This article is published in British Academy Review No. 34 (Autumn 2018).
The print version of this article can be downloaded as a PDF file.
John Armour is Professor of Law and Finance at the University of Oxford. He was elected a Fellow of the British Academy in 2017.
The rapid pace of technological change currently under way in data-driven sectors poses an acute challenge for both firms and society at large: regulatory lag. The regulatory framework necessary to ensure the safe deployment of data-driven technology will necessarily lag behind the deployment of the technology, because the potential social harms associated with use of any new technology do not come fully to be understood until after the technology has been adopted. As a consequence, a firm making use of data-driven technology cannot assure itself or its customers and investors that it will avoid causing unnecessary social harm simply by complying with existing regulation.
The implication of regulatory lag is that should a firm’s use of data-driven technology cause harm to some section of society, then it seems unlikely that the firm’s statement that ‘we broke no laws’ will succeed in deflecting reputational damage. It is therefore desirable for a firm’s internal policies regarding data custody and risk assessment for data-driven technologies to be set according to guidelines prescribed by the firm that are more demanding than the current state of regulation.

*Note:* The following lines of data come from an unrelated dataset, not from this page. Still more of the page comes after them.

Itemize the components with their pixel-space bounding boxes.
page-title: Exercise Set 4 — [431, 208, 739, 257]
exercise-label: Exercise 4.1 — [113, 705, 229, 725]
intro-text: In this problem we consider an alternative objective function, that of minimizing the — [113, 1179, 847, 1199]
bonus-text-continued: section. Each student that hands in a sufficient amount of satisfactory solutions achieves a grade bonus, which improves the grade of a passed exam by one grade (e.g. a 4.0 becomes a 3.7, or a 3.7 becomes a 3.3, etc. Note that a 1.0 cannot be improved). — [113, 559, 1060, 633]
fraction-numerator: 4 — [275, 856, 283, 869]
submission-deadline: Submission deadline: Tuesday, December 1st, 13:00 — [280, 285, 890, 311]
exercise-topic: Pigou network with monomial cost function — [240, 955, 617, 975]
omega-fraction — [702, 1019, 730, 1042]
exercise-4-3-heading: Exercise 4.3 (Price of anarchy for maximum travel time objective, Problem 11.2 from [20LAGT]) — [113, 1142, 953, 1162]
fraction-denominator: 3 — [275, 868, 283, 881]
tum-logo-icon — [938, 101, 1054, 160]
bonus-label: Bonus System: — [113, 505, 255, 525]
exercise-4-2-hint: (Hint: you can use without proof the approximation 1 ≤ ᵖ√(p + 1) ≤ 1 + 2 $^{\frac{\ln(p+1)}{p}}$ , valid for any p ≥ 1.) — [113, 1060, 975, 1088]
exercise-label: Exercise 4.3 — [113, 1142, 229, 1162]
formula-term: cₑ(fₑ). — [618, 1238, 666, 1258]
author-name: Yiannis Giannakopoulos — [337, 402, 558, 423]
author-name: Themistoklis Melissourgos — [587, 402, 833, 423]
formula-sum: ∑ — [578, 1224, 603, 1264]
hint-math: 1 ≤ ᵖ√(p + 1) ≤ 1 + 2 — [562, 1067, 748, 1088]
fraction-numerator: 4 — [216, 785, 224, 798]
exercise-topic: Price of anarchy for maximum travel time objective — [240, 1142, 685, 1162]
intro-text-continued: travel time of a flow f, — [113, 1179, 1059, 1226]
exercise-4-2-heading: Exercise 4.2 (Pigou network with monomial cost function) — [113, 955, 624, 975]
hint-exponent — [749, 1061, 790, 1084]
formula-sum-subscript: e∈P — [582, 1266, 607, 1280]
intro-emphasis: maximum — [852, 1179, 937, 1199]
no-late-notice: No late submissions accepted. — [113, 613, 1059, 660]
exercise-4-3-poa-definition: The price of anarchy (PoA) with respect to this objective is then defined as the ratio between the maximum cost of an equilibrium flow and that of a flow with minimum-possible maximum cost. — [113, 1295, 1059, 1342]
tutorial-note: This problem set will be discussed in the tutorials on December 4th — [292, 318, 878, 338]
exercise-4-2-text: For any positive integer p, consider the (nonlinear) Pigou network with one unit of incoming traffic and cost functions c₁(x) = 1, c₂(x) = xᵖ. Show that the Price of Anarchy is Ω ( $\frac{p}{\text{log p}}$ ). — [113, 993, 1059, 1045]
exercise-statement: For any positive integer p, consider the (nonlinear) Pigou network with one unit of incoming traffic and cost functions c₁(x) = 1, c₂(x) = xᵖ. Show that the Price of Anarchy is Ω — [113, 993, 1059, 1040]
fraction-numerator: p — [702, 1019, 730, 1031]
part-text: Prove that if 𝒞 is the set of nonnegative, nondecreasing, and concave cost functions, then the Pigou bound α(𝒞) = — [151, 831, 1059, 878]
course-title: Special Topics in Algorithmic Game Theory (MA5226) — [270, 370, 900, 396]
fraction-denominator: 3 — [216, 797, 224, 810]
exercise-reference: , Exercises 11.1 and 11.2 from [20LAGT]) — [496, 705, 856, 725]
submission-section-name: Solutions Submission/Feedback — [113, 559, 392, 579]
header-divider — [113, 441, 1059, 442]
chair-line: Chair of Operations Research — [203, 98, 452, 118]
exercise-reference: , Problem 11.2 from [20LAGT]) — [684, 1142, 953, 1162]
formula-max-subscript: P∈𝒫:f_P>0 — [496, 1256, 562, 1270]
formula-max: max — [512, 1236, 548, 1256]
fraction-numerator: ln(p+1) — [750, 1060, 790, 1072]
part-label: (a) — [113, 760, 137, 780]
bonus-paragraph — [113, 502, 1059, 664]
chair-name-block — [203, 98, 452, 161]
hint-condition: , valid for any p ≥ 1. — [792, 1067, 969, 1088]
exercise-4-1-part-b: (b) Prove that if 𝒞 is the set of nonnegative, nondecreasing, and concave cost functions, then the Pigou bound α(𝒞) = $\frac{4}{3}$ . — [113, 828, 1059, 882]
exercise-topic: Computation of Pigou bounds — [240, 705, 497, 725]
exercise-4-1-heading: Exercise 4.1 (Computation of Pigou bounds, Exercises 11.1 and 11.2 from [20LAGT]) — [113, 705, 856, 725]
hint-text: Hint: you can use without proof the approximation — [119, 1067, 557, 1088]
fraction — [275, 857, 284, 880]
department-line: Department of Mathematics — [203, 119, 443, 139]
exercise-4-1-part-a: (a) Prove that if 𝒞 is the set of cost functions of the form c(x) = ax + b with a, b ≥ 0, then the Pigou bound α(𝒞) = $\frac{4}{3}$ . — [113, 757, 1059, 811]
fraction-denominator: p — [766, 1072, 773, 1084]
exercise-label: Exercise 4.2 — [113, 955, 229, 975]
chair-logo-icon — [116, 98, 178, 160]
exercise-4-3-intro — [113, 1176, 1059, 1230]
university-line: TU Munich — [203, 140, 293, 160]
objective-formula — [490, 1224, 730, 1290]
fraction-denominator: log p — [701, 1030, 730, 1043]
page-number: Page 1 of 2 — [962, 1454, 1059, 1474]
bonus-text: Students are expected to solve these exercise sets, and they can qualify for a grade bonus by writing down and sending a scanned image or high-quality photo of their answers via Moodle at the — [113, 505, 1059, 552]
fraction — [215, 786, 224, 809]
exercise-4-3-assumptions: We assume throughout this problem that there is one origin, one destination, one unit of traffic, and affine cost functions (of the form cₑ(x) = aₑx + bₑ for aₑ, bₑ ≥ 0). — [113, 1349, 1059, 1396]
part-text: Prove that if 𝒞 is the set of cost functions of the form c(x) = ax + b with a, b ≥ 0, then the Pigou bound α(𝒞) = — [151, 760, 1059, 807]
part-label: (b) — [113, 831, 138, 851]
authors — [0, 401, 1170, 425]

As such guidelines prescribe conduct to a standard higher than extant regulation, they entail more than ‘compliance’ in the ordinary sense, and are a form of what are often referred to as ‘ethics’ policies. A challenge for such ethics policies is where they should legitimately be grounded. We argue that a useful starting point is a ‘forward compliance’ perspective: the firm seeks to comply not with the regulations as they are today, but where the firm anticipates they will and ought to be, based on the firm’s understanding of the issues arising from its use of the technology. This harnesses the fact that the firm has privileged access to information emerging in real time about any issues emerging from the deployment of its technology. The firm’s Ethics and Compliance team should monitor such issues and respond in accordance with its understanding of the interests of society, as grounded in the structure of the relevant regulatory frameworks. In short, the firm should not wait for the regulator to create a rule in respect of an emergent problem: it should act pre-emptively as if it were the regulator, for the purposes of writing its own guidelines of ethical conduct.
Forward compliance recognises that, on the one hand, any new technology will necessarily bring some unforeseen risks, but at the same time encourages firms to act proactively to mitigate and respond to these risks as and when they emerge. Encouraging firms to adopt a forward compliance perspective will help ensure that regulatory goals continue to be met in the face of fast-changing technological environments. Moreover, a firm that engages seriously in forward compliance will stand a far better chance of weathering any subsequent reputational storm, as the internal communications that emerge will show the firm grappling proactively with the problem rather than seeking to bury it.
Forward compliance can be implemented through a firm’s Ethics and Compliance function. It requires a high-level team to monitor emerging issues and decide on whether and how the firm’s internal Principles of Conduct should be updated – this requires a significant resource but is entirely appropriate for a very large organisation. It also requires that the firm actually execute compliance with its Principles of Conduct through an effective compliance programme, in particular ensuring that performance targets for remuneration and career progression are designed so as to reinforce, and not chafe against, such Principles.
While there are good business reasons for firms to adopt a forward compliance perspective, it may be that managers exhibit myopia regarding these benefits – for example, because they are paid for performance measured over only a short period. Steps are being taken to address this problem – for example, the 2018 version of the UK Corporate Governance Code imposes a minimum five-year vesting period for stock-based pay awards – but it may be that further encouragement is needed. To this end, modifying directors’ duty of care in relation to oversight so that it encompasses forward compliance might be a possible prompt for further action.